Já o tinha dito no post anterior: o "maestro" andou à deriva aqui e ali, mas pontualmente até se esforçou e se envolveu emocionalmente nalguns pontos mais dramáticos. Será que foi isso que impressionou Luciana? Os momentos em que Peskó se pôs em bicos de pés, ruborizado e a transpirar, usando uma géstica veemente ao contrário da sua habitual atitude fleumática de marcador de compassos? Só que isso não basta para revelar toda a complexidade e riqueza dos Gurrelieder (e neste caso refiro-me à complexidade estética).
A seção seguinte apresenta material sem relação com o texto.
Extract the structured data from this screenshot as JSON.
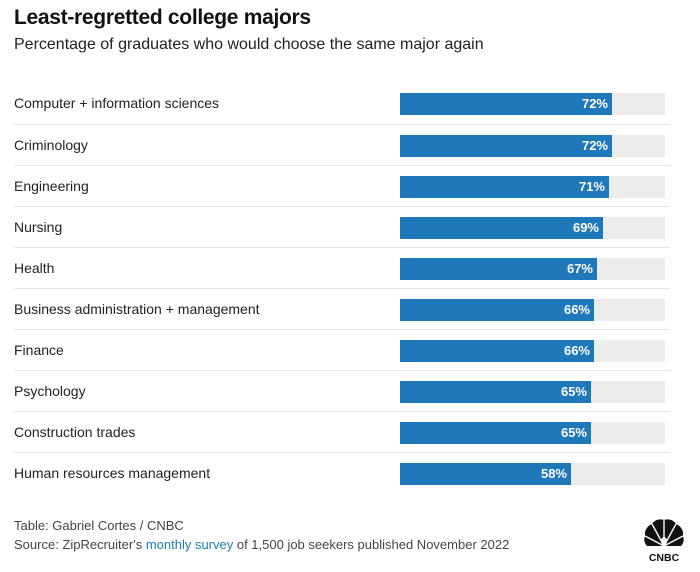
{
  "header": {
    "title": "Least-regretted college majors",
    "subtitle": "Percentage of graduates who would choose the same major again"
  },
  "chart_data": {
    "type": "bar",
    "orientation": "horizontal",
    "categories": [
      "Computer + information sciences",
      "Criminology",
      "Engineering",
      "Nursing",
      "Health",
      "Business administration + management",
      "Finance",
      "Psychology",
      "Construction trades",
      "Human resources management"
    ],
    "values": [
      72,
      72,
      71,
      69,
      67,
      66,
      66,
      65,
      65,
      58
    ],
    "value_labels": [
      "72%",
      "72%",
      "71%",
      "69%",
      "67%",
      "66%",
      "66%",
      "65%",
      "65%",
      "58%"
    ],
    "xlim": [
      0,
      90
    ],
    "bar_color": "#1f78b9",
    "track_color": "#ececec",
    "grid": false
  },
  "footer": {
    "credit": "Table: Gabriel Cortes / CNBC",
    "source_prefix": "Source: ZipRecruiter's ",
    "source_link": "monthly survey",
    "source_suffix": " of 1,500 job seekers published November 2022",
    "link_color": "#1a7fb0"
  },
  "logo": {
    "text": "CNBC",
    "icon": "peacock-icon"
  }
}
É um exagero dizer que o maestro não "faz a menor ideia da obra" ou que não "evidencia o menor domínio da partitura" como supõe HS. Contudo, é evidente que a abordagem de Peskó é simplista e carece de amadurecimento.
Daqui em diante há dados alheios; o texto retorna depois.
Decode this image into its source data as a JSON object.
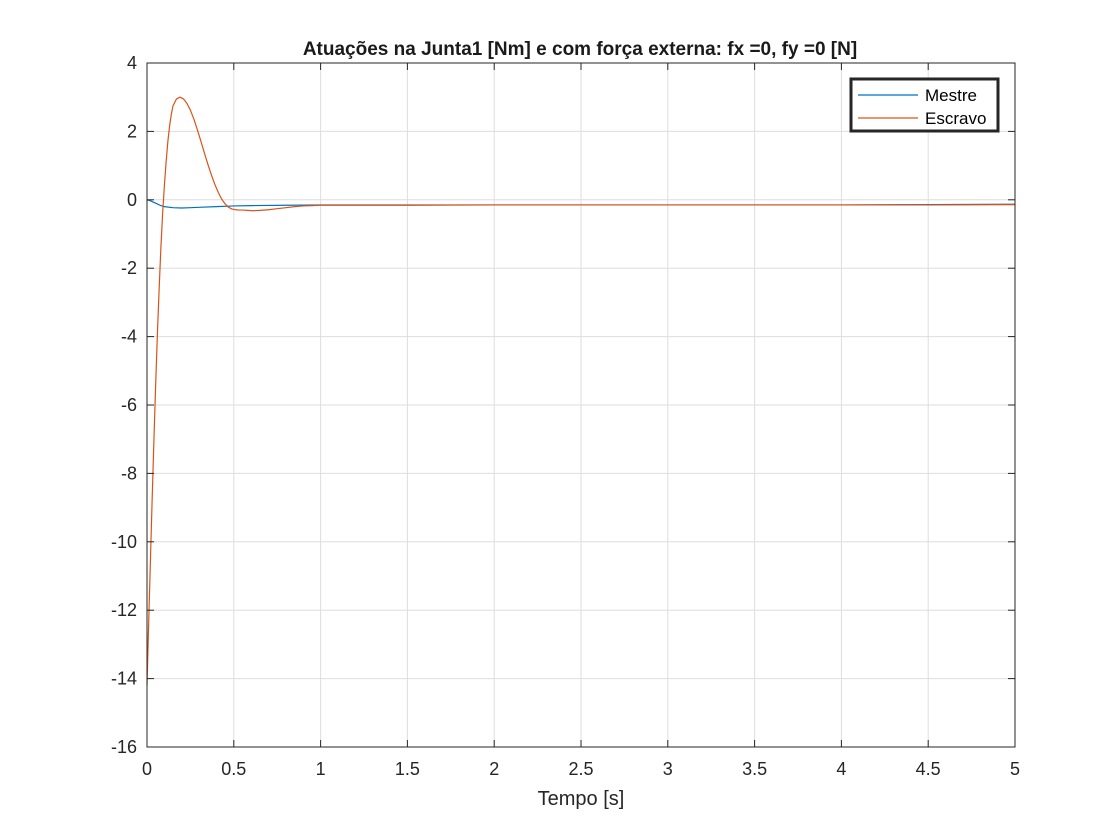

Que o resultado foi "avassalador em termos de vivência e de memória", como diz Leiderfarb, até posso concordar (se atender à imponência da obra, à carga simbólica da 1ª audição em Portugal e até a alguns bons momentos musicais), mas dizer que "o maestro soube aproveitar ao máximo a massa humana que tinha à disposição" ou que "foi um sábio gestor de recursos emocionais e técnicos" é um perfeito disparate. Basta ouvir gravações existentes e comparar o resultado. E não me refiro só à perfeição técnica (não se pode avaliar um concerto da mesma maneira que um disco), mas sim a ideias interpretativas.
Ao contrário do meu amigo HS não creio que os "Gurrelieder" sejam uma "pastelice mastodôntica". Podem é muito facilmente ser transformados nela. É uma obra inquietante e bela, mas é também uma obra híbrida (o que não é novidade para ninguém), só que também nesse ponto Peskó falhou, ofuscando (por indiferença ou falta de capacidade) as diferenças de estilo. Por exemplo, a modernidade da 3ª parte não está apenas no evidente "sprechgesang", mas também na textura orquestral.
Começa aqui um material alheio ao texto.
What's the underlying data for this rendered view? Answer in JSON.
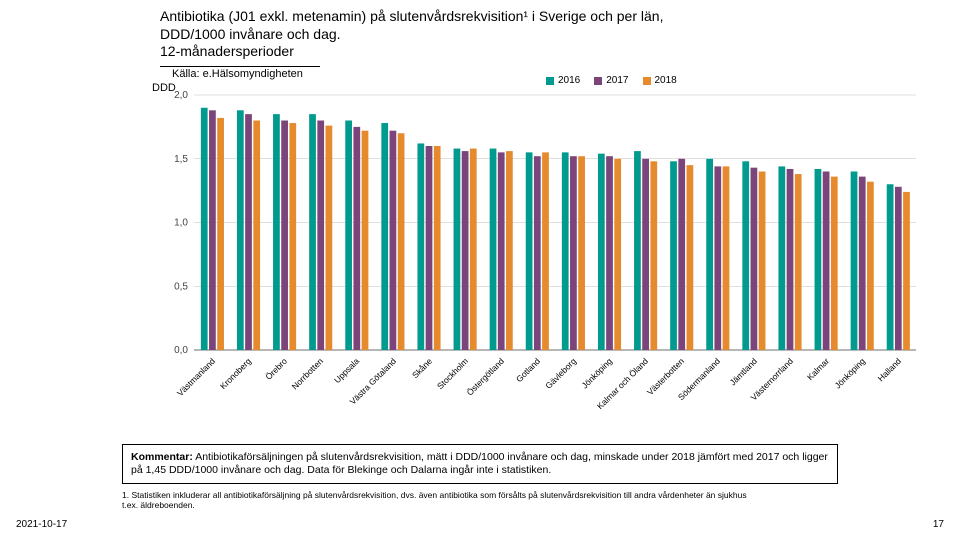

E já que voltámos a falar dos Gurrelieder vale a pena relembrar as reacções opostas que Peskó suscitou na imprensa diária (confirmação do perfil dos referidos críticos várias vezes traçado por HS neste blogue?). No PÚBLICO Manuel Pedro Ferreira diz que "Pesko impôs uma leitura vibrante, fluída e dinamicamente bem trabalhada da obra cujo espírito captou com invulgar empatia" (!?). Para Bernardo Mariano, do DN, "os principais defeitos da interpretação orquestral devem-se à falta de consistência, ou de constância, da direcção de Zoltán Peskó", que "alternou o bom com o mediano e o sofrível nas duas horas de concerto e, tendo em conta as características da orquestração da obra, raramente soube unir as forças orquestrais nas partes I e II e dividi-las na parte III".